A credit default swap (CDS) is an instrument to transfer the credit risk of fixed income products. The buyer of a credit swap receives credit protection. The seller 'guarantees' the credit worthiness of the product. A protection buyer pays a periodic fee to a protection seller in exchange for a contingent payment by the seller upon a credit event (such as a default or failure to pay) happening in the reference entity. When a credit event is triggered, the protection seller either takes delivery of the defaulted bond for the par value (physical settlement) or pays the protection buyer the difference between the par value and recovery value of the bond (cash settlement). Simply, the risk of default is transferred from the holder of the fixed income security to the seller of the swap. For example, a mortgage bank, ABC may have its credit default swaps trading at 265 basis points (bps). It costs 265,000 euros to insure 10 million of its debt per year. A year before, the same CDS might have been trading at 7 bp , indicating that markets view ABC is facing a greater risk of default on its mortgage obligations.
Credit default swaps resemble an insurance policy, as they can be used by debt owners to hedge, or insure against credit events such as a default on a debt obligation. However, because there is no requirement to actually hold any asset or suffer a loss, credit default swaps can be used to speculate on changes in credit spread.
Credit default swaps are the most widely traded credit derivative product. The typical term of a credit default swap contract is five years, although being an over-the-counter derivative, credit default swaps of almost any maturity can be traded.
Warren Buffett famously described derivatives bought speculatively as "financial weapons of mass destruction." In Berkshire Hathaway's annual report to shareholders in 2002, he said "Unless derivatives contracts are collateralized or guaranteed, their ultimate value also depends on the creditworthiness of the counterparties to them. In the meantime, though, before a contract is settled, the counterparties record profits and losses -often huge in amount- in their current earnings statements without so much as a penny changing hands. The range of derivatives contracts is limited only by the imagination of man (or sometimes, so it seems, madmen)." The same report, however, also states that he uses derivatives to hedge, and that some of Berkshire Hathaway's subsidiaries have sold and currently sell derivatives with notional amounts in the tens of billions of dollars.
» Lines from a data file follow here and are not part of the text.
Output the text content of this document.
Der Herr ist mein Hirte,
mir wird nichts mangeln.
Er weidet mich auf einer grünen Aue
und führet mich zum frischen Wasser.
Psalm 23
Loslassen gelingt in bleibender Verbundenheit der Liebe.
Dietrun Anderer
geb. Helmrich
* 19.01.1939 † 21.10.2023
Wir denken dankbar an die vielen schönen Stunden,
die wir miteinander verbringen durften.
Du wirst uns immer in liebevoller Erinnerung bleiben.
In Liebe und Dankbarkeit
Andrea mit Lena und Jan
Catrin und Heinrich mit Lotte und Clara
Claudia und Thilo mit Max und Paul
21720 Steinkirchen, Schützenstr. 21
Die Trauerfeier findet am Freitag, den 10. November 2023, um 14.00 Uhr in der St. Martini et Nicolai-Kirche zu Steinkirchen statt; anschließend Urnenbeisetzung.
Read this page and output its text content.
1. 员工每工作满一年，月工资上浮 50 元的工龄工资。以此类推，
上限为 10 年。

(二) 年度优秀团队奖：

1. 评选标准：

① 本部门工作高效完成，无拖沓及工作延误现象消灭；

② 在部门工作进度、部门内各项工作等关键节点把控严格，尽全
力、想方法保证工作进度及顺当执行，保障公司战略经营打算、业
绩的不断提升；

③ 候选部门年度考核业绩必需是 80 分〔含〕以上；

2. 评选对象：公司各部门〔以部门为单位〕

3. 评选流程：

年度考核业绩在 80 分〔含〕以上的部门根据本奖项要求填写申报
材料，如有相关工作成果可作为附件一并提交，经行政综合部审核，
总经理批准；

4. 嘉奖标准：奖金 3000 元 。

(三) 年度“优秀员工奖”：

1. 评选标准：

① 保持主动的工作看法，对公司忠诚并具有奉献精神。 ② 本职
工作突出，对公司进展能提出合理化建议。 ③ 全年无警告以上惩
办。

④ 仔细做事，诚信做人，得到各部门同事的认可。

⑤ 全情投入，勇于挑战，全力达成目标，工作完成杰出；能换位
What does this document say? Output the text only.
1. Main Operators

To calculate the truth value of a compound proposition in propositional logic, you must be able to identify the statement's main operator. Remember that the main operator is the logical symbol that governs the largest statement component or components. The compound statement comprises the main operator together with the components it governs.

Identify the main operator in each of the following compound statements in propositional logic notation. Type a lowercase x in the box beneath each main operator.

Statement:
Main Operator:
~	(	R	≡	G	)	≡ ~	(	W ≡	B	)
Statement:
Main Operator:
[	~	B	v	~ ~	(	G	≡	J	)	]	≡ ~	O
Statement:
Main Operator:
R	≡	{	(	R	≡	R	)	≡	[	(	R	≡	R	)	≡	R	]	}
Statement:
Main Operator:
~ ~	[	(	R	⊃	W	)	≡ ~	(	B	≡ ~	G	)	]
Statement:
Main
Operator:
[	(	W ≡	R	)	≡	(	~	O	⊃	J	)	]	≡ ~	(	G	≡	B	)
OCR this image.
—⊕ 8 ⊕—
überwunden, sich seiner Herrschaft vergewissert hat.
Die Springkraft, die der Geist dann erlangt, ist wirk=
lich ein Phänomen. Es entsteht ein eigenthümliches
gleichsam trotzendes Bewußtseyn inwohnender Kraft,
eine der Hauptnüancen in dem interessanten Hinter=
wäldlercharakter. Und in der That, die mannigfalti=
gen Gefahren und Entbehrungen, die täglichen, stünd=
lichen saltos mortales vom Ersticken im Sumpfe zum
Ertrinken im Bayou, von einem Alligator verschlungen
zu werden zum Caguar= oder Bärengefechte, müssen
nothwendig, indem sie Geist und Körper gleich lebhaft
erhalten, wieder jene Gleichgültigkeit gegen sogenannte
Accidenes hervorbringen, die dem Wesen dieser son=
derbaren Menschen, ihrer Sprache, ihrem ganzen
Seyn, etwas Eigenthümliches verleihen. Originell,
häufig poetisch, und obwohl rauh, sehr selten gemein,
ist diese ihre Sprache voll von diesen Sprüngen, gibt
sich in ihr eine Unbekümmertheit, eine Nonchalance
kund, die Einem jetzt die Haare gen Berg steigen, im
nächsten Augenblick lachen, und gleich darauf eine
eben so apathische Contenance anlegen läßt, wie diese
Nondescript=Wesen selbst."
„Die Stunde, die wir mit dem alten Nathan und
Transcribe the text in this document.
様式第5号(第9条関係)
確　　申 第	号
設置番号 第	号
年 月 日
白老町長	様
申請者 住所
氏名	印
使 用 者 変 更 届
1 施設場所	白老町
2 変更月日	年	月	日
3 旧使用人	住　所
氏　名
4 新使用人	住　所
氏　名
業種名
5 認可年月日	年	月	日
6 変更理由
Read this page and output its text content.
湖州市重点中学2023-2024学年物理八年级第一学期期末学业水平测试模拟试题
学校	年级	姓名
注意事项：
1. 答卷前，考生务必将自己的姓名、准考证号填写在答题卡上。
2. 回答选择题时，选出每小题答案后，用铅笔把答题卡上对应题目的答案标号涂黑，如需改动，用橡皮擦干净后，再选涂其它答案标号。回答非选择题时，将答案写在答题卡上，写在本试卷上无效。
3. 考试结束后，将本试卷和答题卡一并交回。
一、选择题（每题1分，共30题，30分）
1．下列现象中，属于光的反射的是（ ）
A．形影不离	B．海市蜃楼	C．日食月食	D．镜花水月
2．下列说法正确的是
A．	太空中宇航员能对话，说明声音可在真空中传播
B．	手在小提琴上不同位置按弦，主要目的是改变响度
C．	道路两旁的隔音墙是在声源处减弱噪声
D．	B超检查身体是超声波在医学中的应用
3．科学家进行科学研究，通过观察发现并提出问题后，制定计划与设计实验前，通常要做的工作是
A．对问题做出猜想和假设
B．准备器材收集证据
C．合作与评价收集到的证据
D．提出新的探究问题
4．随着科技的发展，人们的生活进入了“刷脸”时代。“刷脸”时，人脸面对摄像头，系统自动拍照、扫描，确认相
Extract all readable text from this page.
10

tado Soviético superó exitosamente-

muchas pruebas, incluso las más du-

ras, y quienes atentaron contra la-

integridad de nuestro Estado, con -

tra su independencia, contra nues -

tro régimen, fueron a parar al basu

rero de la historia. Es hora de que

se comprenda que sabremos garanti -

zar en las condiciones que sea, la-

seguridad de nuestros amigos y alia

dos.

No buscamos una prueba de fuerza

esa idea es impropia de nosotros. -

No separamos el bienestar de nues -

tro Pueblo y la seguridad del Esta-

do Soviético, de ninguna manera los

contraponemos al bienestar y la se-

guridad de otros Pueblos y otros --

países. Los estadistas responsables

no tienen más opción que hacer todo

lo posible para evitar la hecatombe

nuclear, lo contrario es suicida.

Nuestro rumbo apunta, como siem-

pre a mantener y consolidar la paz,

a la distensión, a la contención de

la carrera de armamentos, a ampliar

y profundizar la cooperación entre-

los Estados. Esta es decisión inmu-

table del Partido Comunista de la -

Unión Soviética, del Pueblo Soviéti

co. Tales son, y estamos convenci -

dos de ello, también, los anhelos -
The market for credit derivatives is now so large, in many instances the amount of credit derivatives outstanding for an individual name are vastly greater than the bonds outstanding. For instance, company X may have $1 billion of outstanding debt and $10 billion of CDS contracts outstanding. If such a company were to default, and recovery is 40 cents on the dollar, then the loss to investors holding the bonds would be $600 million. However the loss to credit default swap sellers would be $6 billion. In addition to spreading risk, credit derivatives, in this case, also amplify it considerably.